Patience aura été le maître mot avant de pouvoir retrouver Daredevil, le premier venu des super-héros de la branche Marvel Netflix. La série aura brillé, largement au dessus de ses comparses, à la fois pour son écriture, ses antagonistes charismatiques et une réalisation qui se donne de la peine. Mais le sort du Diable de Hell's Kitchen avait été laissé en suspend après la fin de Defenders. C'est à présent le moment de retrouver Charlie Cox, et de se rappeler pourquoi, en 2014, l'univers Marvel Netflix nous faisait tellement rêver.

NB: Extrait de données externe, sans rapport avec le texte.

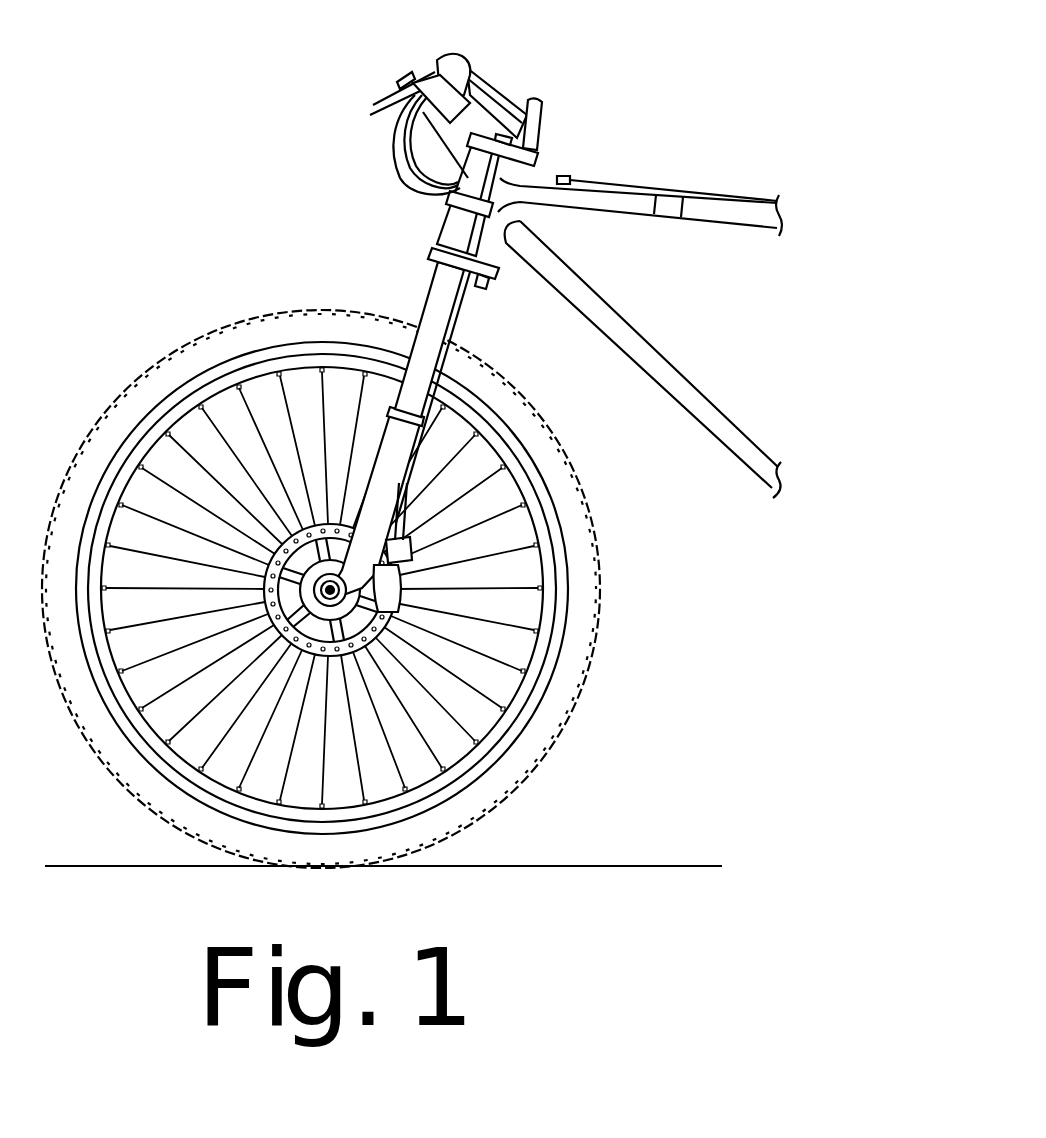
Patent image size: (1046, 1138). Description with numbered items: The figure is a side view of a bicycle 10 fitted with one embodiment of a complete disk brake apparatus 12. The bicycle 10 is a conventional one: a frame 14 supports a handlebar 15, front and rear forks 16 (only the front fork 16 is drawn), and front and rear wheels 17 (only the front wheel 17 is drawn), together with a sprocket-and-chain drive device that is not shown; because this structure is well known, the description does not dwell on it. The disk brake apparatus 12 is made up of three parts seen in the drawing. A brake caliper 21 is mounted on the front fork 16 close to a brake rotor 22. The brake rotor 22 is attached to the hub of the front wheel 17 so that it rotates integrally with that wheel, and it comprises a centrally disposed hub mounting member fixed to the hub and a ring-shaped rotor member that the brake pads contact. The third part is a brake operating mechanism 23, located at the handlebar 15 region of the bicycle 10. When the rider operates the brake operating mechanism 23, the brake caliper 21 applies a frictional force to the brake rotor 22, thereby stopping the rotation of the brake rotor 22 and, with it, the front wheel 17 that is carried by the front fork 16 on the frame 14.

The bicycle 10 is at (266, 150).
The disk brake apparatus 12 is at (396, 625).
The frame 14 is at (607, 305).
The handlebar 15 is at (503, 95).
The front fork 16 is at (462, 300).
The front wheel 17 is at (593, 521).
The brake caliper 21 is at (403, 571).
The brake rotor 22 is at (350, 657).
The brake operating mechanism 23 is at (420, 68).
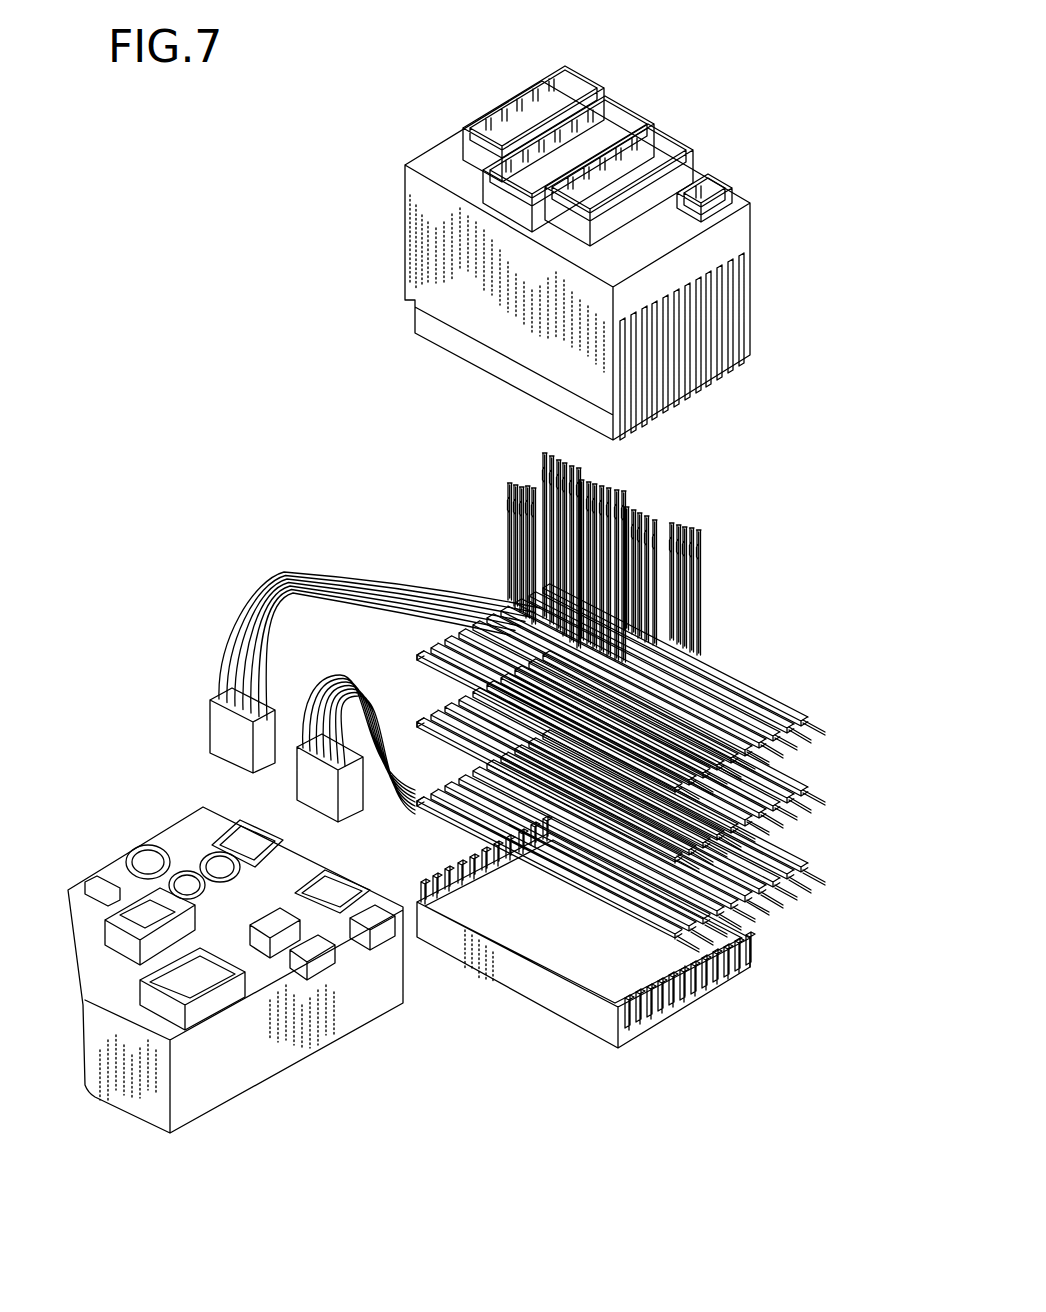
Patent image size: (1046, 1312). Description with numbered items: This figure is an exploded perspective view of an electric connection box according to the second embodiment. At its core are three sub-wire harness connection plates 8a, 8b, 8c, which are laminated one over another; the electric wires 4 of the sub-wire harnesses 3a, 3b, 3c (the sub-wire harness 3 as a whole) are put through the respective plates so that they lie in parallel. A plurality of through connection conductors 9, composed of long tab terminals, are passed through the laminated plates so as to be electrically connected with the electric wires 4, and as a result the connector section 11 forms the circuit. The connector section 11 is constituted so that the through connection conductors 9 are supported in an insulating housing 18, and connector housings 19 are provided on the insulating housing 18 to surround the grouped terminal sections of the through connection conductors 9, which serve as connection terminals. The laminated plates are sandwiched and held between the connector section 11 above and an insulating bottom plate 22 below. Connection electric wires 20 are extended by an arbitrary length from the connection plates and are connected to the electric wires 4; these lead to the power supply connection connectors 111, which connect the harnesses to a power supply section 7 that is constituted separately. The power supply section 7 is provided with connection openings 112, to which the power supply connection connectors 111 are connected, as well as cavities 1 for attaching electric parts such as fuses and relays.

The cavities 1 is at (148, 905).
The sub-wire harness 3 is at (628, 768).
The sub-wire harness 3a is at (826, 868).
The sub-wire harness 3b is at (826, 790).
The sub-wire harness 3c is at (790, 690).
The electric wires 4 is at (824, 733).
The power supply section 7 is at (64, 934).
The sub-wire harness connection plate 8a is at (445, 832).
The sub-wire harness connection plate 8b is at (420, 715).
The sub-wire harness connection plate 8c is at (415, 652).
The through connection conductors 9 is at (510, 508).
The connector section 11 is at (764, 212).
The insulating housing 18 is at (420, 270).
The connector housings 19 is at (610, 95).
The connection electric wires 20 is at (355, 575).
The insulating bottom plate 22 is at (540, 980).
The power supply connection connectors 111 is at (212, 728).
The connection openings 112 is at (256, 836).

Il y a plus d'un an déjà, et avant qu'une scène post-générique d'Iron Fist saison 2 ne vienne nous donner quelques nouvelles, nous laissions Matt Murdock à un sort difficile, qui va remettre en cause bien des convictions. Lorsque Daredevil entame sa troisième saison, rien ne va plus pour l'avocat. Littéralement brisé, le héros va devoir remettre en question ses acquis, ses compétences, sa façon de faire et son soit-disant héroïsme, avant que la situation ne vienne par elle même le pousser à reprendre son activité. De l'autre côté, Foggy Nelson (Enden Helson) et Karen Page (Deborah Ann Woll) doivent poursuivre leur quotidien avec l'hésitation de croire leur ami mort, ou bien en vie. Quand Wilson Fisk (Vincent d'Onofrio), lui, s'apprête à trouver une façon de sortir de prison - et se venger de ceux qui l'y ont placé.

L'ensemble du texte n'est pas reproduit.